Saturday, February 19, 2005

A Candle in the Night

The small lick of flame coming from a candle so often illicits emotions of a peace, safety, and calm. In college I started to burn candles in my room in order to spruce up the smell of my apartment. My nose enjoyed the vanilla, pine, apricot, and other sweet smells much more than the empty vacuum of smell that was there before. As time progressed, and I met Kristin, the candles also became a sign of the closeness of our relationship. Many a night I would sit down to read, light a candle, and wait for Kristin to come over. Once she got there, we'd just sit and talk in the candlelight, simply enjoying each other's company. Unlike many couples, we didn't have to go do something to have fun--we were comfortable and enjoyed the peace of each other's prescence.

Living at home with my parents, my penchant for candle burning has come under attack from my mother. She doesn't like the fact that there is a force of destruction, no matter its size, in our house. She's afraid that I'll burn down the house or start something on fire, but I always keep an attentive eye on the candles I burn, as I so much enjoy being by them as their flames ficker and their smells waft upward into the air.

I do not know if it was sheer boredom or an overdose of curiosity, but I found myself examining the small, globe shaped, snowman candle I've been burning in my room at night. It was a gift from my grandma and I enjoy the glimmer of the snowmen as the flame inside illuminates the scene painted on the outside. The candle is getting close to the end of its life and I probably only have a few more nights of burning it left.
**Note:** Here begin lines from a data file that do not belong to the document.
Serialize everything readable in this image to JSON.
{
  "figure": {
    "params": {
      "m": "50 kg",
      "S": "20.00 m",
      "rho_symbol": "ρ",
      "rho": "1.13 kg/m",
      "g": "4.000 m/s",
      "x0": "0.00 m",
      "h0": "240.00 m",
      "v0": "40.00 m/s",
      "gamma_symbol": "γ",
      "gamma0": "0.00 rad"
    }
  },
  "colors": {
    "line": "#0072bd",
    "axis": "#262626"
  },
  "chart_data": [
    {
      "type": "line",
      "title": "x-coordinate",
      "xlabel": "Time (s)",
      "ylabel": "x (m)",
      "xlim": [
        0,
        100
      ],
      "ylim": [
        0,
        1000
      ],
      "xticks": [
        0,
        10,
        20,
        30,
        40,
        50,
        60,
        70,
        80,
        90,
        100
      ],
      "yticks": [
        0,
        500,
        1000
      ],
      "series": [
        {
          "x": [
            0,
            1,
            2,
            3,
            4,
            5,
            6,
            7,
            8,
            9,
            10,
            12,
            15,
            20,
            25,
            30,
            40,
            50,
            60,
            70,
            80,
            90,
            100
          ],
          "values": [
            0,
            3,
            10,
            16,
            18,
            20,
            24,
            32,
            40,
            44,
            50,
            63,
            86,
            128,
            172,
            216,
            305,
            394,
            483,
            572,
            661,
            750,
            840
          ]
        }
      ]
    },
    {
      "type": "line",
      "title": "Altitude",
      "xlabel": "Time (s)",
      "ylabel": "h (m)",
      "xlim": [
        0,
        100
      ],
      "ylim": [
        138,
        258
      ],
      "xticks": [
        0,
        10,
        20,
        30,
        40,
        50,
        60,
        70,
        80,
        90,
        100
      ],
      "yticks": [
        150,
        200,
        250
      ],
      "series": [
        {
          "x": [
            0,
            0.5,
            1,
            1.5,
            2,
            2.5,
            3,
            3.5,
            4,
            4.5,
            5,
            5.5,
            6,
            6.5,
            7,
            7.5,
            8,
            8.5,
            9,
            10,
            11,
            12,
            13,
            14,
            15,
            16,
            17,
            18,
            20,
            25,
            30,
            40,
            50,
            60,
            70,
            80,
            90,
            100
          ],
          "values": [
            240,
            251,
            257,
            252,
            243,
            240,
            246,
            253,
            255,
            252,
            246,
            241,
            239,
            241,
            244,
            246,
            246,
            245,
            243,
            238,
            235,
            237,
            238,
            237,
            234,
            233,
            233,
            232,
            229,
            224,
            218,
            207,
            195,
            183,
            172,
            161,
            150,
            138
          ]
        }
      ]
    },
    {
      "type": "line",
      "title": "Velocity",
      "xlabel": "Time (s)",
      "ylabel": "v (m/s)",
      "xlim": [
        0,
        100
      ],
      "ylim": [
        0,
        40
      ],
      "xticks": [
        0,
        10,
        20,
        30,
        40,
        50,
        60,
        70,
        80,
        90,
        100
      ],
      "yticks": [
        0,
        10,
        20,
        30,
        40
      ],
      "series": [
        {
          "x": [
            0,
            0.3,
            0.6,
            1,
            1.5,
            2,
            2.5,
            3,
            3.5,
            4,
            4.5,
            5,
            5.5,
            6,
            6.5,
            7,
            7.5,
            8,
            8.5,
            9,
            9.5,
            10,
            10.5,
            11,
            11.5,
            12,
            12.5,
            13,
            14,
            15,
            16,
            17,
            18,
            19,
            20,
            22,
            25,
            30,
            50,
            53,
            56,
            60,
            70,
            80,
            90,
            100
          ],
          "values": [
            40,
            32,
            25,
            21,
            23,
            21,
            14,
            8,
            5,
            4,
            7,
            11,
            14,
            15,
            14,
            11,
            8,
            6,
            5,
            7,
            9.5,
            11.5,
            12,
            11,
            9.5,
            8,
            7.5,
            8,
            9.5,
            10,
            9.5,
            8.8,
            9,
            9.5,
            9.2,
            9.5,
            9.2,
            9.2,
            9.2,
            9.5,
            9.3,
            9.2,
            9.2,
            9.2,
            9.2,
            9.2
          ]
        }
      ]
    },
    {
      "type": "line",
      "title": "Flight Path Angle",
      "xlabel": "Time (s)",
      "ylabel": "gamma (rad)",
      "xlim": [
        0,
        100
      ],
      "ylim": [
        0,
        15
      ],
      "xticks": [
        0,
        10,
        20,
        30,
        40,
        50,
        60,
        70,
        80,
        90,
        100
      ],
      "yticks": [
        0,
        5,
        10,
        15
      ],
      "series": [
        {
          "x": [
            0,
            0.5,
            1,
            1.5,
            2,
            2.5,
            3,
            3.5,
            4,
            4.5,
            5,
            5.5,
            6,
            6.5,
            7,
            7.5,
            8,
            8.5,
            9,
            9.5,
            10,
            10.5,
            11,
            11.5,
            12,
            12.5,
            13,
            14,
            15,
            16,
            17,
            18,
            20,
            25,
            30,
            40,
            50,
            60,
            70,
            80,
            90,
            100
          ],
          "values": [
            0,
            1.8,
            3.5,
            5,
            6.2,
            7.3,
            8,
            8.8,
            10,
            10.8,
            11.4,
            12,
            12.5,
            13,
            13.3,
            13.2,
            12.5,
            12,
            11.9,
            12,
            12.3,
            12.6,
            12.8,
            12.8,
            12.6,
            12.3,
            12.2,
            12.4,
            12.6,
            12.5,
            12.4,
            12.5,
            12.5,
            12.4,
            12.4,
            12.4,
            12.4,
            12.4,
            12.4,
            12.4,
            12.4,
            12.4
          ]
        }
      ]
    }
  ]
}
As the flame was burning, I closely examined the inside of the candle, the well that had formed as the wick had worked its way downward. The outsides of this well told of the waxy history of the candle. Near the wick the wax was liquid and still in flux--it's history yet to be cemented, but at the top of the candle, there would not be enough heat from the flame to ever change the streaky beads of wax that had formed.

The shapes and style of the wax buildup can tell you a lot about the flame that burned its way down. When the flame was strong, the well extended very far outward and some of the blue of the outer shell had melted into the off-white of the inner well. The odd permutations of blue that were formed were both beautiful and ugly, depending upon how the flame had merged the white wax with the candle's coating. As the well progressed downward, the outer walls moved futher inward, denoting that the flame was less powerful as it worked its way down. It no longer possessed the power melt the wax all the way out to the exterior of the candle.

As I looked closer at the walls near the flame that was burning, I saw that it had widened at one point. For some reason the flame grew stronger for a period before it contracted to the size that it currently burned at. Who knows if it'll flame up like that again before the wick runs out and the candle is snuffed out permanently, it's course having been run.

Each candle burns in its own style and creates its own unique path from the top of the wick to the bottom. Once a candle has burned to the bottom, it cannot be burned again. It has finished what it was meant to do--bring a light to the small pocket of darkness it illuminated.

A candle does not need to burn bright to be beautiful. Some candles flare up into a blazing bright light while others burn slowly and dimly. All are beautiful, however, if you only take the chance to notice them.